Wigzell’s statements were shared at the same time as a senior World Health Organization (WHO) official said that strict closures “should be avoided” after the WHO suggested that countries should close as a preventive measure against the spread of the virus.

“Look what’s happened to smallholder farmers all over the world. Look what’s happening to poverty levels. It seems that we may well have a doubling of world poverty by next year. We may well have at least a doubling of child malnutrition,” said WHO special envoy Dr. David Nabarro.

Sweden, whose mortality rate from the CCP (Chinese Communist Party) Virus, is now the lowest in Europe, followed the herd immunity model in order to slow the advance of infections, allowing people who are immune to the disease to interrupt the epidemiological chain.

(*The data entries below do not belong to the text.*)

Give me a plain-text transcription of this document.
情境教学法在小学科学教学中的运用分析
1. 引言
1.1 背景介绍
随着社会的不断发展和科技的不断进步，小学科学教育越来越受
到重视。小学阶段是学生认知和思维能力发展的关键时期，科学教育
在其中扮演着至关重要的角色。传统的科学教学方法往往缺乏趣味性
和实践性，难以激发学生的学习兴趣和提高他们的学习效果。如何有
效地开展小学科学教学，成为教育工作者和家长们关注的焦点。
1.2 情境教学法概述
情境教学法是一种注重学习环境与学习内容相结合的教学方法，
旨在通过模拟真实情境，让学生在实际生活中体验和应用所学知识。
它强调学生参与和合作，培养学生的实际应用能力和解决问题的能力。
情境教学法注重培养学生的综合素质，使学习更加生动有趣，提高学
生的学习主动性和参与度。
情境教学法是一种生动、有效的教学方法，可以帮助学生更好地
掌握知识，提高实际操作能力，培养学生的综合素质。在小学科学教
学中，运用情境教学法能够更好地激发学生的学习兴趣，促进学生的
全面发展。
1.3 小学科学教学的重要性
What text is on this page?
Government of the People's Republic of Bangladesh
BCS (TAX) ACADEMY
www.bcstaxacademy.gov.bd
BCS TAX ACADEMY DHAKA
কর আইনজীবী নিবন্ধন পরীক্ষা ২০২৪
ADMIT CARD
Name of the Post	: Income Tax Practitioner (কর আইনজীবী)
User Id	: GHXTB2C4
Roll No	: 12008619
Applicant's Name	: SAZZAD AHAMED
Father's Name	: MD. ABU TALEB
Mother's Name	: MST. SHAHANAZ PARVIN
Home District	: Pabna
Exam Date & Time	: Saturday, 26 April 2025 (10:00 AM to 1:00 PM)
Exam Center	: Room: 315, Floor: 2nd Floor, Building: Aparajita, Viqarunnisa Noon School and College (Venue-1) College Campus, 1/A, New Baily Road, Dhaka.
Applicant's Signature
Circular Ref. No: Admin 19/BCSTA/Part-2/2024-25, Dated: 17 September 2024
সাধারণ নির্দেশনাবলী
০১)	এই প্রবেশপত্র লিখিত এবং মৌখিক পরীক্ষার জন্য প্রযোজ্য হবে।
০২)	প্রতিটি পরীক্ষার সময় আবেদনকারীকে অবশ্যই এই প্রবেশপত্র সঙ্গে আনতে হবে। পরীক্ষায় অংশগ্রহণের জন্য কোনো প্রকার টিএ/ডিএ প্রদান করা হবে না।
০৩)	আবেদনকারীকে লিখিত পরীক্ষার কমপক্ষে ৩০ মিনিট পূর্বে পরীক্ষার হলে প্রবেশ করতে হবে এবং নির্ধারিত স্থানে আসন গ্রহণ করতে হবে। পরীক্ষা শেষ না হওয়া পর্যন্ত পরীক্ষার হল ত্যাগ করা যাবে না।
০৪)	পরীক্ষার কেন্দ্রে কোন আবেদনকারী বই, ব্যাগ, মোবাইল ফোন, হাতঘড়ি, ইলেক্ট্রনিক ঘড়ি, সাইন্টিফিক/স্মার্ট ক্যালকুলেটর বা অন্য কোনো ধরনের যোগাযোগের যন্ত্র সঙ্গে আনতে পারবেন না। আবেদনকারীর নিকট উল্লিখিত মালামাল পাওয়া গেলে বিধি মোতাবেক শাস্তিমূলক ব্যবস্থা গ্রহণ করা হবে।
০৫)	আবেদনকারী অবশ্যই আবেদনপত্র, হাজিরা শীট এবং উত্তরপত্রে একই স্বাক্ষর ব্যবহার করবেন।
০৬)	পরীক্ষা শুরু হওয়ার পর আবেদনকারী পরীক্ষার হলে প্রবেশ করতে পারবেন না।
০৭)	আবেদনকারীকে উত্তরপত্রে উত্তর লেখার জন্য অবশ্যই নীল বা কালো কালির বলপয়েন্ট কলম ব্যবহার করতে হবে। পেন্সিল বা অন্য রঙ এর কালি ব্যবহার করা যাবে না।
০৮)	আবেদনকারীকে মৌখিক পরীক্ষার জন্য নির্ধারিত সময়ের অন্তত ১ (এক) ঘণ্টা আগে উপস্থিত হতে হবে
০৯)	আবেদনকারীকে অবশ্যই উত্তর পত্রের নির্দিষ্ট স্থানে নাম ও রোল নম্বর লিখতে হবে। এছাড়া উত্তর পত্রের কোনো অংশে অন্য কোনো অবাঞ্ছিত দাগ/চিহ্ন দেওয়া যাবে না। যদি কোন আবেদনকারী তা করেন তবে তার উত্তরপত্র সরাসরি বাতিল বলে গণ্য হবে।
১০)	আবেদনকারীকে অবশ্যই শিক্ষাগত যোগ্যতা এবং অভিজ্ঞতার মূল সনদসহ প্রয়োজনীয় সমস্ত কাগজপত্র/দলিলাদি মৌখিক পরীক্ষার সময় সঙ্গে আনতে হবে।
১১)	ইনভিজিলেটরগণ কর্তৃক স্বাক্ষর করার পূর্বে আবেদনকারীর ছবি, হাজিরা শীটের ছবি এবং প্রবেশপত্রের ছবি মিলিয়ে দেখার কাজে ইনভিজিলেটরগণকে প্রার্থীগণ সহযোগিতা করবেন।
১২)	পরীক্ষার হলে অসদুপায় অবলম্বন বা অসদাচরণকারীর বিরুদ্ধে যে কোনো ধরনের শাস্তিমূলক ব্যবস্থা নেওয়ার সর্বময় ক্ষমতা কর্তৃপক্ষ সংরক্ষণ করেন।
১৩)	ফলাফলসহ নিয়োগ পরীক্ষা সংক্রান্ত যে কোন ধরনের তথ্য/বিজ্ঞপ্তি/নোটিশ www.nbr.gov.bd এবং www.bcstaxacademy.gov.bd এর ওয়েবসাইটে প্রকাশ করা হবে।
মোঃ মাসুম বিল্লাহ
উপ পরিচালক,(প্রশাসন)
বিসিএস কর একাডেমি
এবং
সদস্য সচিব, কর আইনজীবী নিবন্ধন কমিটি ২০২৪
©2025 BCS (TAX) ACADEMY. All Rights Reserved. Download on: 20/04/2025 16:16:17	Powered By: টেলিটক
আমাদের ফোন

The decision of Swedish authorities not to impose a mandatory lockdown allowed schools, gyms, bars, and restaurants to continue offering services by adopting the implementation of minimum restrictions and assuming a voluntary approach to public health guidelines.

As RT noted, both office staff and university students worked remotely as long as possible and at-risk groups were advised to stay home or limit their social interactions in public.

“We knew there would be side effects of closing schools—keeping them open is extremely important for children’s health,” said Karin Tegmark Wisell, director of the Department of Microbiology at the Swedish public health agency.

“We thought it would be easier to be inclusive and treat people as subjects and not objects and felt this would work for a longer time,” she added, as reported by Express UK.

Efforts to address the pandemic were based on science, Wisell said, but she stressed how important it was for experts to implement a comprehensive social health care approach and not just one that focused on analyzing the consequences of the pandemic as such.

Wigzell reported that during the pandemic, Sweden strengthened its health care system while keeping 30 to 40 percent of its beds free, with ventilators available if needed to contain waves of patients infected with the virus.

The Swedish economy fell comparatively less than many other European countries, with gross domestic product declining by 8.6 percent in the second quarter of 2020 due primarily to slowing imports and household consumption spending, according to Statistics Sweden.

The fall in Sweden’s GDP is also much smaller than countries such as Portugal (-14.1%), France (-13.8%), Belgium (-12.2%) and Italy (-12.4%), and even exceeds Germany (-10.1%), according to a report by the Foundation for Economic Education.

In a video that went viral on social networks, a young Swedish woman can be seen telling about life in her country during the pandemic. 

The video was released last Monday, Oct. 12, and shows what it is like to take a train in Stockholm while the travelers look calm, without social distance and very few of them wearing face masks.